I won't go into the other horribly broken arguments in the comments thread... I should know better... but here's my personal favorite:
Clint is a joke. Far Cry was overrated trash. The 100 point system is fine. It allows a more accurate score. Period.
That's like a straw-man multiplied by the denial of the fallacy of precision. Awesome stuff.
As a follow-on from the fallacy of precision point is the argument that the kinds of precision implied in 100 point systems feel elitist to 'ordinary' people. At a time when the industry is experiencing explosive growth - when new players of all demographics are starting to take up gaming - it serves our interest to give them reviews and rating scores they can understand. An 89.3 implies a level of refinement in perception among gamers and reviewers that not only does not exist, but is also intimidating for the mass market. It is the equivalent of terms like 'mature oak finish' and 'fruity nose' in wine discussion. These concepts are alienating for the market and make people feel excluded when - in the end - the entire purpose of game reviews and particularly of giving numerical scores at all is to help inform people about the product and invite them to play.
The final point I wanted to make was that - as members of a press with increasingly important social responsibilities - the reviewers, writers and editors giving the review scores should be the ones championing the push to a five star system.

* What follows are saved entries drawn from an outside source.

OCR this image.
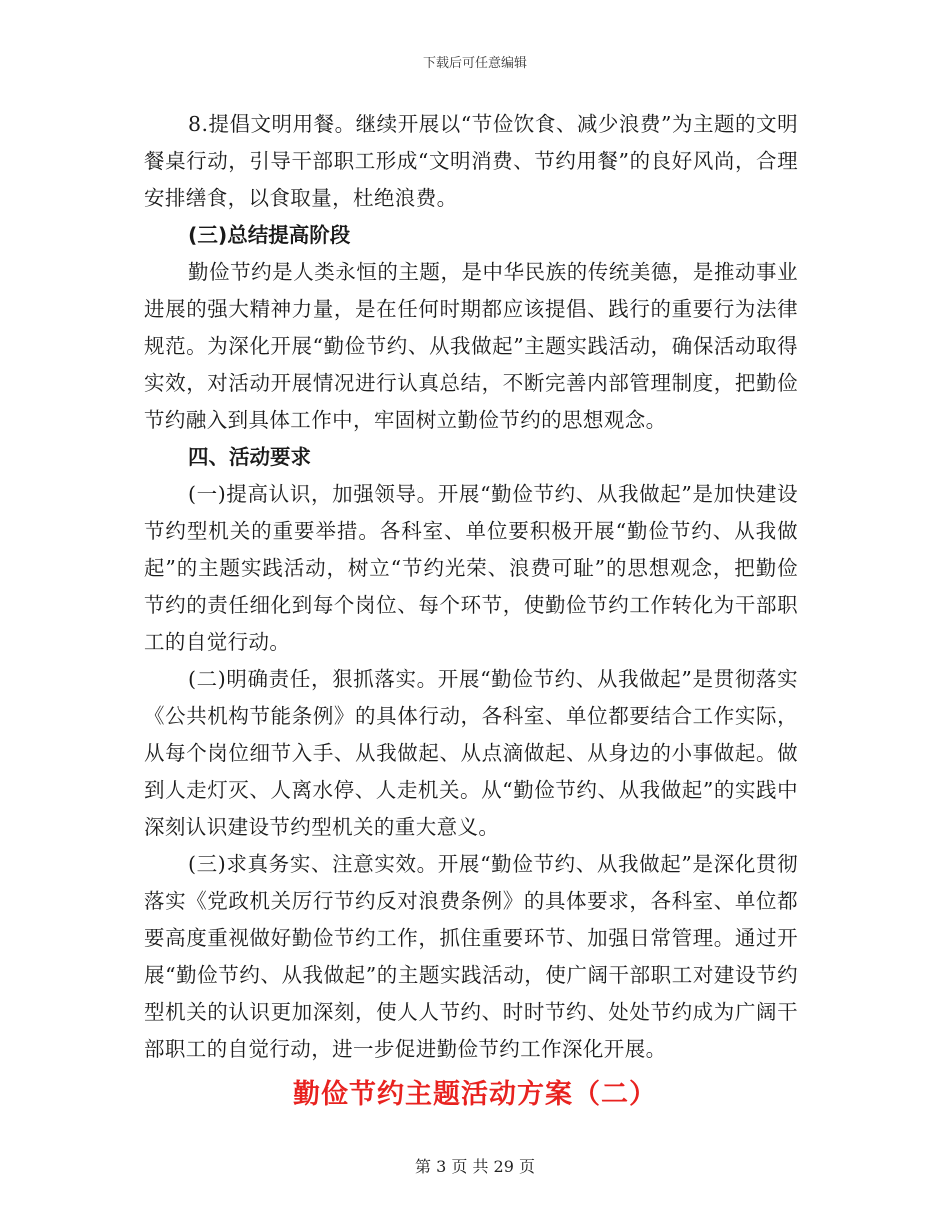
下载后可任意编辑

8.提倡文明用餐。继续开展以“节俭饮食、减少浪费”为主题的文明餐桌行动，引导干部职工形成“文明消费、节约用餐”的良好风尚，合理安排缮食，以食取量，杜绝浪费。

(三)总结提高阶段

勤俭节约是人类永恒的主题，是中华民族的传统美德，是推动事业进展的强大精神力量，是在任何时期都应该提倡、践行的重要行为法律规范。为深化开展“勤俭节约、从我做起”主题实践活动，确保活动取得实效，对活动开展情况进行认真总结，不断完善内部管理制度，把勤俭节约融入到具体工作中，牢固树立勤俭节约的思想观念。

四、活动要求

(一)提高认识，加强领导。开展“勤俭节约、从我做起”是加快建设节约型机关的重要举措。各科室、单位要积极开展“勤俭节约、从我做起”的主题实践活动，树立“节约光荣、浪费可耻”的思想观念，把勤俭节约的责任细化到每个岗位、每个环节，使勤俭节约工作转化为干部职工的自觉行动。

(二)明确责任，狠抓落实。开展“勤俭节约、从我做起”是贯彻落实《公共机构节能条例》的具体行动，各科室、单位都要结合工作实际，从每个岗位细节入手、从我做起、从点滴做起、从身边的小事做起。做到人走灯灭、人离水停、人走机关。从“勤俭节约、从我做起”的实践中深刻认识建设节约型机关的重大意义。

(三)求真务实、注意实效。开展“勤俭节约、从我做起”是深化贯彻落实《党政机关厉行节约反对浪费条例》的具体要求，各科室、单位都要高度重视做好勤俭节约工作，抓住重要环节、加强日常管理。通过开展“勤俭节约、从我做起”的主题实践活动，使广阔干部职工对建设节约型机关的认识更加深刻，使人人节约、时时节约、处处节约成为广阔干部职工的自觉行动，进一步促进勤俭节约工作深化开展。

勤俭节约主题活动方案（二）
第 3 页 共 29 页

For all the reasons mentioned above, finer granularity systems are broken and compromise the integrity fo their work (and the utility of their work to developers). Chris Hecker also gave a mini rant this year and he called for the gaming press to do their job well. I believe the first step in doing that lies in radically reducing the importance and weight given to numerical scores and emphasizing the importance placed on quality reviews, well written.
I am pretty sure no matter what I say, this call is going to go unheeded... but I am also pretty sure that those who don't make the transition are going to find themselves very rapdily serving a smaller and smaller niche of an explosively growing market. I look very much forward to continuing to work with those who survive the transition.